Court Upholds Forestry Commission's Clear-Felling Policy in Judicial Review Case

Citation: [2023] EWHC 3332 (Admin)
Judgment on


The case of Robert Zachery Cox, R (on the application of) v Forestry Commission deals with the judicial review of the Forestry Commission’s decision to continue clear-felling in the New Forest National Park and across England. The claimant, Mr. Cox, challenged the Forestry Commission’s refusal to review its clear-felling policy, alleging that it caused irreversible harm to nature and was disproportionate in any and all circumstances.

Key Facts

Mr. Cox sought judicial review after the Commission declined to review its clear-felling policy, claiming that the practice is detrimental to nature, specifically citing harm to the protected species, pine martens, and violations of his human rights. His application was initially refused by Calver J, who noted issues with the promptness of the claim and a lack of merit. The claimant renewed his application, distilling his original seven grounds into two broader grounds, focusing on the unlawfulness of the refusal to review the policy and the failure to provide details that would enable a challenge to ongoing clear-felling outside the New Forest Inclosures Forest Plan (NFIFP).

The principal legal issues at stake in this case involve the requirements for a justiciable review of policy application, the duty of a public body to act within statutory and policy frameworks, adherence to the proper process for engaging in pre-action correspondence, and the timing implications for bringing a judicial review claim.

The court applied several specific legal principles, including:

  • Promptness of Judicial Review: The judgment referenced R (Badmus) v SS for the Home Department [2020] EWCA Civ 657, emphasizing timeliness in challenging policies, and it was noted that the claim should have been made when the claimant first became affected by the measure in question.
  • Continuing Unlawfulness: The Arnold White Estates Ltd v The Forestry Commission [2022] EWCA Civ 1304 case was cited to reject the notion that ongoing correspondence could reset the timing for initiating judicial review.
  • Wednesbury Unreasonableness: The claimant’s assertion that the ongoing application of the clear-felling policy was no longer rational due to harm to animal species and other factors aligns with considerations of whether a decision is so unreasonable that no reasonable authority would ever consider it.
  • Duty to Review Policy: Mr. Semakula, representing the Forestry Commission, argued that there was no duty to review the policy outside its predetermined timeframe and that the brunt of the claimant’s challenge was against the clear-felling policy itself, which had been in place since 2017 and implemented by the NFIFP in 2019.

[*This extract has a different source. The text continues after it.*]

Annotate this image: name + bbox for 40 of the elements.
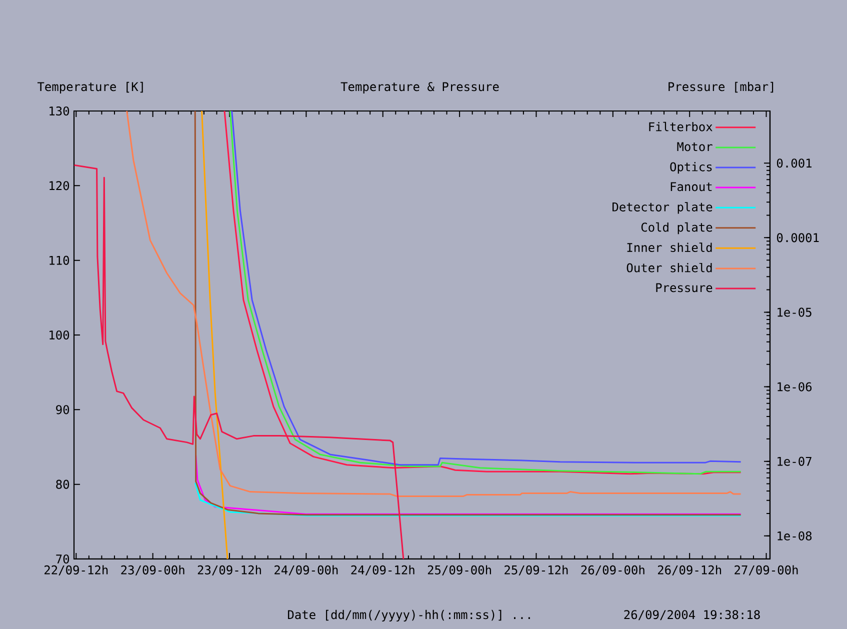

Mrs. Justice Cutts upheld the initial refusal, agreeing with Calver J’s assessment:

  • The claim challenged the underlying policy and not just its application or interpretation.
  • The challenge was not brought promptly, as required for judicial review, and no new material facts justified revisiting the issue.
  • The costs were awarded to the defendant, capped due to the claim being classified under the Aarhus Convention.


In conclusion, Robert Zachery Cox, R (on the application of) v Forestry Commission [2023] EWHC 3332 (Admin) showcases the importance of prompt action in judicial review cases, the necessity of clarity in identifying the real grievance in a challenge, and the impact of factual changes on the rationality of policy implementation. This case reaffirms that public bodies have latitude in the exercise of their statutory functions within a lawfully adopted policy and that not every policy decision is open to judicial review, especially if claims are not brought within an appropriate timeframe or without substantive new information.